Architecting Big Data Solutions Integrated with IoT & Cloud

IoT, Big Data and Cloud Computing are three distinct technology domains with overlapping use cases. Each technology has its own merits; however, the combination of three creates a synergy and the golden opportunity for businesses to reap the exponential benefits. This combination can create technological magic for innovation when adequately architected, designed, implemented and operated.

We can start with a high-level view of these technologies, defining them from architectural perspectives and provide an overview of their relationships in creating the synergies and potential benefits for business.

To identify the relationships amongst these three technologies, we can start with the IoT and Big Data relationship. I propose IoT as the input or source data for the Big Data solutions. Big Data includes many types of data sets; however, the IoT data is essential to create innovations, new insights, and new business opportunities.

You may ask where does the Cloud Computing fit in this magical combination. Cloud Computing presents enabling and empowering capabilities, not only as a hosting platform for the Big Data but also providing advanced processing and analytics in an economical, scalable, reliable and agile manner.

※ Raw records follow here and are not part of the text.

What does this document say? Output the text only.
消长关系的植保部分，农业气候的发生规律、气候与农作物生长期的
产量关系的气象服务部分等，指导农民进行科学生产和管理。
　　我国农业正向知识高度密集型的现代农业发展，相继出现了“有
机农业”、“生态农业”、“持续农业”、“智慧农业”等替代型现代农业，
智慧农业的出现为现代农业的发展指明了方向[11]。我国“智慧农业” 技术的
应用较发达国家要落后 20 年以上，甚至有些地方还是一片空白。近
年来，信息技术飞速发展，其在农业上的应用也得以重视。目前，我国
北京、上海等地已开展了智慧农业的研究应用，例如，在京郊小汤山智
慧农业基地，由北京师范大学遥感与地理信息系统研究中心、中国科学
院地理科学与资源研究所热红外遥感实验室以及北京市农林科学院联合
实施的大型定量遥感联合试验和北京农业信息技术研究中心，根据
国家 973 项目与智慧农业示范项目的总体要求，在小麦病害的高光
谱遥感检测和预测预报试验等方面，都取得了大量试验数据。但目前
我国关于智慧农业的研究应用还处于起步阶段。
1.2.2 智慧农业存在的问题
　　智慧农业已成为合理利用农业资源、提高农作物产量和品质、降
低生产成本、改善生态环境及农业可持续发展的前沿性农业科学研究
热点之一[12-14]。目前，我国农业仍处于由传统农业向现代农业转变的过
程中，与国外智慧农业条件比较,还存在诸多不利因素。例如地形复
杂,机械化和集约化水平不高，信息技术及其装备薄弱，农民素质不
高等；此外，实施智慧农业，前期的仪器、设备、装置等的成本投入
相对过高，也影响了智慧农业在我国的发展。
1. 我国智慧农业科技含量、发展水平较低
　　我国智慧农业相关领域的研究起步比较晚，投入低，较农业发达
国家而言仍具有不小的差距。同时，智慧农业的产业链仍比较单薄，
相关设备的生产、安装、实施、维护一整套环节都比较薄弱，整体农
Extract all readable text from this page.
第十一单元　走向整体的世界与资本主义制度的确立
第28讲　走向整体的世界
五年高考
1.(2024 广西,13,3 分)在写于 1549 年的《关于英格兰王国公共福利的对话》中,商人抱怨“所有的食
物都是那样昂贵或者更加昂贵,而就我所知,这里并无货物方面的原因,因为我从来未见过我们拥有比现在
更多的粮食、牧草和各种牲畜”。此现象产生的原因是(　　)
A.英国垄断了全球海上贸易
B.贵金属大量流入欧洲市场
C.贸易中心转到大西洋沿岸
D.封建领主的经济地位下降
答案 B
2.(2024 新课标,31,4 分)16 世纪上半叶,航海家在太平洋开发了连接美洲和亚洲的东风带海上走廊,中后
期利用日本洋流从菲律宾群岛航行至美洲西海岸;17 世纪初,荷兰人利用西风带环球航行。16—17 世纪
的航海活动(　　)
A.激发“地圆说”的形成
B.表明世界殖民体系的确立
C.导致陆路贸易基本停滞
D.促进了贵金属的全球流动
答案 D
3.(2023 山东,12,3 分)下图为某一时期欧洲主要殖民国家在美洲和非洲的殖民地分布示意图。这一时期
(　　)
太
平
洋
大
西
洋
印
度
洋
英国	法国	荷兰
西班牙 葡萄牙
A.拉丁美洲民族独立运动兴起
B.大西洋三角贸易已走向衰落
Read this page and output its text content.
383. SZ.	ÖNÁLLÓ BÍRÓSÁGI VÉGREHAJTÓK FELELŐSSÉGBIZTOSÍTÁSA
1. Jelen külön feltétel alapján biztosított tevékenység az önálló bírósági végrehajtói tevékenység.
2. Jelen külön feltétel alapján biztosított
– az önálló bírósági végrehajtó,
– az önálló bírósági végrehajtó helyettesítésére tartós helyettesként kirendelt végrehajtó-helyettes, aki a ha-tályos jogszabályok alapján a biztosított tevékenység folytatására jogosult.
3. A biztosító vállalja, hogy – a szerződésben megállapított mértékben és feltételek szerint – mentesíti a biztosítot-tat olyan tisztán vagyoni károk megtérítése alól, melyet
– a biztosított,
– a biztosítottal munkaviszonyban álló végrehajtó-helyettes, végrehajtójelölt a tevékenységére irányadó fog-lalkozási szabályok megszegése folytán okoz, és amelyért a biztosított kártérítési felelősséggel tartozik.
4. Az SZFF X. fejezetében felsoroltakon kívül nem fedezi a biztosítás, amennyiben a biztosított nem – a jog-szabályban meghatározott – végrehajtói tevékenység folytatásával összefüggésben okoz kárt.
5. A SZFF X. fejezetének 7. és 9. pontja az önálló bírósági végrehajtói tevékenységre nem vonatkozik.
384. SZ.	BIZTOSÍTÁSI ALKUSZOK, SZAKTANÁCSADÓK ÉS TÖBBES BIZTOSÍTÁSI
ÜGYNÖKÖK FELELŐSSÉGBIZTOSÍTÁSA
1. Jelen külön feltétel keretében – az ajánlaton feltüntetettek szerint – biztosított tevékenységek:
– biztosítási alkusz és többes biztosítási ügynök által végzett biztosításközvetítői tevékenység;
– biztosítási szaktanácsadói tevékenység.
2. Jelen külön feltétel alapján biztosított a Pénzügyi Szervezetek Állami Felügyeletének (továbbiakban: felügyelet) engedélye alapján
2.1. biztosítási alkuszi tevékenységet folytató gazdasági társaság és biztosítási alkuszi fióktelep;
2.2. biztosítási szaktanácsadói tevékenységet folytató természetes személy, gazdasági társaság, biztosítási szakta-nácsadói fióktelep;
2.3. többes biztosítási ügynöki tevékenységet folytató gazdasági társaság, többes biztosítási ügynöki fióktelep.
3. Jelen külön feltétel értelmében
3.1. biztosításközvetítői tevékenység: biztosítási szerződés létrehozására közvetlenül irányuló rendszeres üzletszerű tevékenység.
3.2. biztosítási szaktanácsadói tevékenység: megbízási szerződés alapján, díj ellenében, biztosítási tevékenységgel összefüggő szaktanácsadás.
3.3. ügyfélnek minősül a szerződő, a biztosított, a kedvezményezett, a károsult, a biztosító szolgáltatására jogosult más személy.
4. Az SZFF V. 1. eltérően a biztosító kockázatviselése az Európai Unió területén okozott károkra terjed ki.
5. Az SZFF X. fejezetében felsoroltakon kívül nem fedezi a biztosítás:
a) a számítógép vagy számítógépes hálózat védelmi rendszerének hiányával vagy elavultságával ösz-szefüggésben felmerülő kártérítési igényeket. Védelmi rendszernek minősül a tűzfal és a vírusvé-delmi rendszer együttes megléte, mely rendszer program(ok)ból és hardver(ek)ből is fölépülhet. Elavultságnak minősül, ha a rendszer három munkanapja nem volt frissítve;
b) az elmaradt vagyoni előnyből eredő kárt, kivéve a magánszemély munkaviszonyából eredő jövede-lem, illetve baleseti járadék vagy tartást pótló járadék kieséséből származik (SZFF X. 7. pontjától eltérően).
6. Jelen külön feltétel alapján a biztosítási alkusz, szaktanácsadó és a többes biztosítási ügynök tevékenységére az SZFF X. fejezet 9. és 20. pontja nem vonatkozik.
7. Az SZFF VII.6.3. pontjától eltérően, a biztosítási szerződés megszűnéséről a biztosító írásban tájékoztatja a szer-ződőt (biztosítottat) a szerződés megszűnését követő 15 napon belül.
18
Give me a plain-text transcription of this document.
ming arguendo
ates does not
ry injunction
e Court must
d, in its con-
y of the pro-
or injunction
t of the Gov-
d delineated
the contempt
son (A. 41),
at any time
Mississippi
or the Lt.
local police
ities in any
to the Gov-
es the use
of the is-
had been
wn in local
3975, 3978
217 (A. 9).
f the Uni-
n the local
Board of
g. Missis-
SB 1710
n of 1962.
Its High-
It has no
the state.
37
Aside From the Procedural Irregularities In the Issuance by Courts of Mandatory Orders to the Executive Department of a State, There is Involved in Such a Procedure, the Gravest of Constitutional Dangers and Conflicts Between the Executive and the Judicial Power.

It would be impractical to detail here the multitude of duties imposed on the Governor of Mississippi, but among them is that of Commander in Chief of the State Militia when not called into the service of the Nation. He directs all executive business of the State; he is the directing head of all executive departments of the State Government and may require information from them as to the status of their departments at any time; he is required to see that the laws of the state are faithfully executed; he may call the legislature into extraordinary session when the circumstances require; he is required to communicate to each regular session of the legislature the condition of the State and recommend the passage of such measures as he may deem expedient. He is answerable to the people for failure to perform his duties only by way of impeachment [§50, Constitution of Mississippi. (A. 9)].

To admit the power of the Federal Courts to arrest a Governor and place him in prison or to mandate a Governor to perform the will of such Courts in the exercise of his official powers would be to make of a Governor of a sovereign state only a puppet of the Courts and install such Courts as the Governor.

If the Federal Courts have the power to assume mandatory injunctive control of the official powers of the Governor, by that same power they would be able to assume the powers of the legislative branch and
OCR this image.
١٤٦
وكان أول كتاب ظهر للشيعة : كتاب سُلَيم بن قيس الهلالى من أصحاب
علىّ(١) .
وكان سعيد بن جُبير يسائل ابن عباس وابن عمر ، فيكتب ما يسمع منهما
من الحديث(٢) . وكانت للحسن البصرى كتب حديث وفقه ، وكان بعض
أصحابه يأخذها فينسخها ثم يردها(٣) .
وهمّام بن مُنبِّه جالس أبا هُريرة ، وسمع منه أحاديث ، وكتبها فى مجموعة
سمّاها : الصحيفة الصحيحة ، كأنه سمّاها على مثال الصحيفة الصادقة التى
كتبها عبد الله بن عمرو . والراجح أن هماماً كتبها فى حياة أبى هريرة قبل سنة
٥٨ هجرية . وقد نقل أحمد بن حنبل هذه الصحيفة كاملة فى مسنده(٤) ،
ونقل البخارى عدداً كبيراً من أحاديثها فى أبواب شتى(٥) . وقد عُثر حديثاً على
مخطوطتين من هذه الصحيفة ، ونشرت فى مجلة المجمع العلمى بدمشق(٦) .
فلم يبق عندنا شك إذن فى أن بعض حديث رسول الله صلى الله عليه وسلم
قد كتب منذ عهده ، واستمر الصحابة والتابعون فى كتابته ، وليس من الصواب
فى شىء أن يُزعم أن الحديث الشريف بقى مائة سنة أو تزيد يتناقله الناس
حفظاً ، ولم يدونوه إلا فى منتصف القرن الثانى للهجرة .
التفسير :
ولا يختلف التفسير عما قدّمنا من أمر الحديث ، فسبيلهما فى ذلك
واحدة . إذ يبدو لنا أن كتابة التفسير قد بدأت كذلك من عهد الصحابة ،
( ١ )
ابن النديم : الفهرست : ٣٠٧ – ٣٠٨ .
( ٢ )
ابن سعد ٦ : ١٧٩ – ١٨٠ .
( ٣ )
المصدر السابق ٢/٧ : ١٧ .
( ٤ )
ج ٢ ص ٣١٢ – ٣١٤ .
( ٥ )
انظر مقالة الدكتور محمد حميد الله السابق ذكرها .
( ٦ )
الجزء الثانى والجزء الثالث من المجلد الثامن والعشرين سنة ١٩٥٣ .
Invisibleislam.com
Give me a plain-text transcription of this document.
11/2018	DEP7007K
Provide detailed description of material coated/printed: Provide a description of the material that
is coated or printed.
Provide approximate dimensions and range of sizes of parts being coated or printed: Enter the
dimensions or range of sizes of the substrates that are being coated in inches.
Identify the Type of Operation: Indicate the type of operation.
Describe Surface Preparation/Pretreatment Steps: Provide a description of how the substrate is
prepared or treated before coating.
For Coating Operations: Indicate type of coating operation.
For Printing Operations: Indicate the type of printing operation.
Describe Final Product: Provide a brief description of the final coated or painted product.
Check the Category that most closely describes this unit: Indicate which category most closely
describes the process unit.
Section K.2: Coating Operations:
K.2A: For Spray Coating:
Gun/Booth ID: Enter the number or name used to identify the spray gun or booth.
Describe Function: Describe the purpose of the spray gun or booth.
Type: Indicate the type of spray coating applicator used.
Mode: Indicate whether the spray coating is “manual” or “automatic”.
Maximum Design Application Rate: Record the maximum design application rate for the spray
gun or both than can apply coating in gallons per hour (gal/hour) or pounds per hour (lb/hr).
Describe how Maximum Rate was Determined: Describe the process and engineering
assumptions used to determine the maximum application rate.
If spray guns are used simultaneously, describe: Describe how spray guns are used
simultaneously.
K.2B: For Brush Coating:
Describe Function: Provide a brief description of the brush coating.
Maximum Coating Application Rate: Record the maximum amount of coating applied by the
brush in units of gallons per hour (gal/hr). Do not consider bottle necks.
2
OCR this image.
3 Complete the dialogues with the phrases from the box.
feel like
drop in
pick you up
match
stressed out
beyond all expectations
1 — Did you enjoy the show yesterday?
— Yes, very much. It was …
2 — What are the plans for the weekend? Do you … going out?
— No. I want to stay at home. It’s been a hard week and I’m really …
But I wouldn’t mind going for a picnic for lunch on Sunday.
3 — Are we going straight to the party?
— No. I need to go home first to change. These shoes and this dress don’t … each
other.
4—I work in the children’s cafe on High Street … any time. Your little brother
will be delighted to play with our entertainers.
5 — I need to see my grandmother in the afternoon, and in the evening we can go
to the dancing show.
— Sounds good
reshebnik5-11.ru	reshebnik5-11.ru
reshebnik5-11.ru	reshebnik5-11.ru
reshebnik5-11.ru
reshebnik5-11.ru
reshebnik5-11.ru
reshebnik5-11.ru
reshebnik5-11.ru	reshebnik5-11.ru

Another view for identifying relationships can be obtained by looking at IoT an enriching factor for Big Data and Cloud as empowering. With the contributions from IoT and Cloud, the Big Data can achieve unprecedented results for creating new businesses and growing existing ones.

Big Data solutions without Cloud can be costly and complicated due to infrastructure requirements for storage, process and analytics requirements. Not only the enormous volume of the Big Data but also other vital characteristics such as a variety of data sources, velocity (speed), the veracity of data and required value from data in motion makes it a very complex system.

One of my recent books titled Architecting Big Data Solutions Integrated with IoT & Cloud delves into details for these three distinct technologies integrated for coherence and creating strategic business insights with agility.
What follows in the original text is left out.